Lignite was found near Turasow in 1740 and between 1836 and 1869 more than 70 shafts were sunk, and in 1904 the owners formed themselves into a joint-stock company called Hercules. three years later Hercules started strip mining. Following on from the Second World War in 1947 Poland took the mine over from the Russian military administration (KWB). The mines license was set to expire in April 2020, but in March of that year, the Polish government extended it by another six years. The company that operates the site (PGE Group) wishes for that license to be extended for a further term right up until 2044.
Greta also visited England and the Drax power station, less than 7 miles south of Selby.
She was there to see CCAS (carbon capture and storage) in operation, which is just an expensive PR exercise. Under David Cameron’s government, a million pounds was offered to research CCAS, there were two contenders for the money both in Scotland so the money was withdrawn. However, a small unit was set up at Longannet power station, here in Fife.

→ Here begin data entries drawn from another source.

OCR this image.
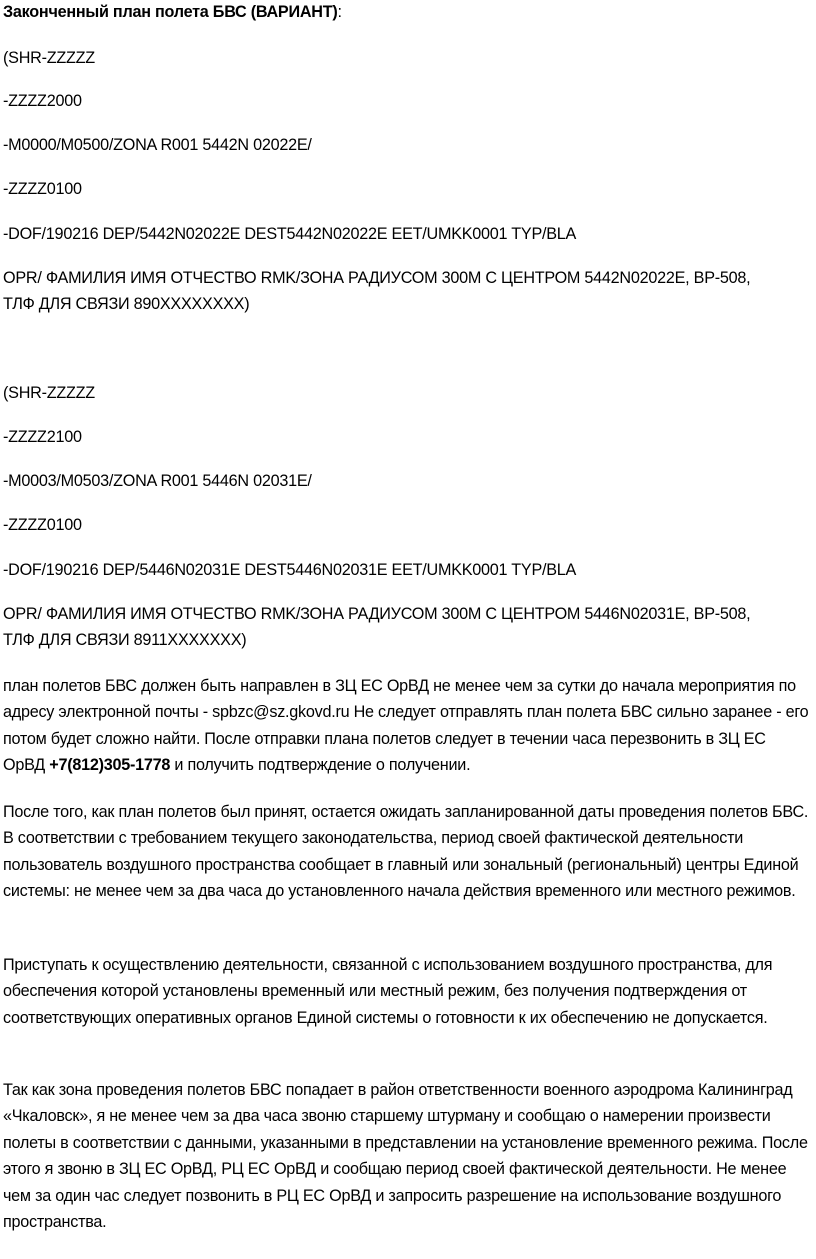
Законченный план полета БВС (ВАРИАНТ):
(SHR-ZZZZZ
-ZZZZ2000
-M0000/M0500/ZONA R001 5442N 02022E/
-ZZZZ0100
-DOF/190216 DEP/5442N02022E DEST5442N02022E EET/UMKK0001 TYP/BLA
OPR/ ФАМИЛИЯ ИМЯ ОТЧЕСТВО RMK/ЗОНА РАДИУСОМ 300М С ЦЕНТРОМ 5442N02022E, ВР-508,
ТЛФ ДЛЯ СВЯЗИ 890XXXXXXXX)
(SHR-ZZZZZ
-ZZZZ2100
-M0003/M0503/ZONA R001 5446N 02031E/
-ZZZZ0100
-DOF/190216 DEP/5446N02031E DEST5446N02031E EET/UMKK0001 TYP/BLA
OPR/ ФАМИЛИЯ ИМЯ ОТЧЕСТВО RMK/ЗОНА РАДИУСОМ 300М С ЦЕНТРОМ 5446N02031E, ВР-508,
ТЛФ ДЛЯ СВЯЗИ 8911XXXXXXX)
план полетов БВС должен быть направлен в ЗЦ ЕС ОрВД не менее чем за сутки до начала мероприятия по адресу электронной почты - spbzc@sz.gkovd.ru Не следует отправлять план полета БВС сильно заранее - его потом будет сложно найти. После отправки плана полетов следует в течении часа перезвонить в ЗЦ ЕС ОрВД +7(812)305-1778 и получить подтверждение о получении.
После того, как план полетов был принят, остается ожидать запланированной даты проведения полетов БВС. В соответствии с требованием текущего законодательства, период своей фактической деятельности пользователь воздушного пространства сообщает в главный или зональный (региональный) центры Единой системы: не менее чем за два часа до установленного начала действия временного или местного режимов.
Приступать к осуществлению деятельности, связанной с использованием воздушного пространства, для обеспечения которой установлены временный или местный режим, без получения подтверждения от соответствующих оперативных органов Единой системы о готовности к их обеспечению не допускается.
Так как зона проведения полетов БВС попадает в район ответственности военного аэродрома Калининград «Чкаловск», я не менее чем за два часа звоню старшему штурману и сообщаю о намерении произвести полеты в соответствии с данными, указанными в представлении на установление временного режима. После этого я звоню в ЗЦ ЕС ОрВД, РЦ ЕС ОрВД и сообщаю период своей фактической деятельности. Не менее чем за один час следует позвонить в РЦ ЕС ОрВД и запросить разрешение на использование воздушного пространства.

Basically, chemicals are used to separate out the carbon dioxide gas from the other gasses, before they go up the chimney, the carbon gas will be pressurised and pumped into old oil wells deep under the North Sea where it would be held in captivity by the pressures down there. The costs were high and a full working model (piping the gas down into the seabed) was never built, when Longannet closed the experimental plant was shipped down to Drax, where it is still a very expensive experiment. Since no government in the UK have any real plan for how to replace Drax (these plans are now left to private enterprise since Maggie Thatcher’s government gave away the power stations and national grid), so Drax will continue to spew its carbon dioxide laden fumes into the atmosphere. But since this was a film made for the OU (open university) I suppose Greta had to make the journey to see it.
What came over very clearly in the films I watched was that Greta Thunberg’s actions are consistent with her words. Her fiery demands to world leaders, at the UN or at the US Congress demonstrated that anyone can – and should – challenge powerful institutions and people.
This brings me to ask,
“How can I be sure that what I see is a reflection of Greta Thunberg’s own effect and not the influence of the many climate activists around the word?”
This is a question that can not be answered definitively, there are many things that could explain why people are taking action on climate change. But you can not dismiss that being familiar with Greta Thunberg appears to have a unique influence on the extent to which people are empowered to make that change.
To me, the Greta effect has a remarkable similarity to the run-up to the 2014 Scottish referendum on independence, it appealed to people across the political spectrum, that shared identity with the wider public. The Greta Thunberg effect suggests that calls to action may be able to mobilise broad segments of society, regardless of age or politics.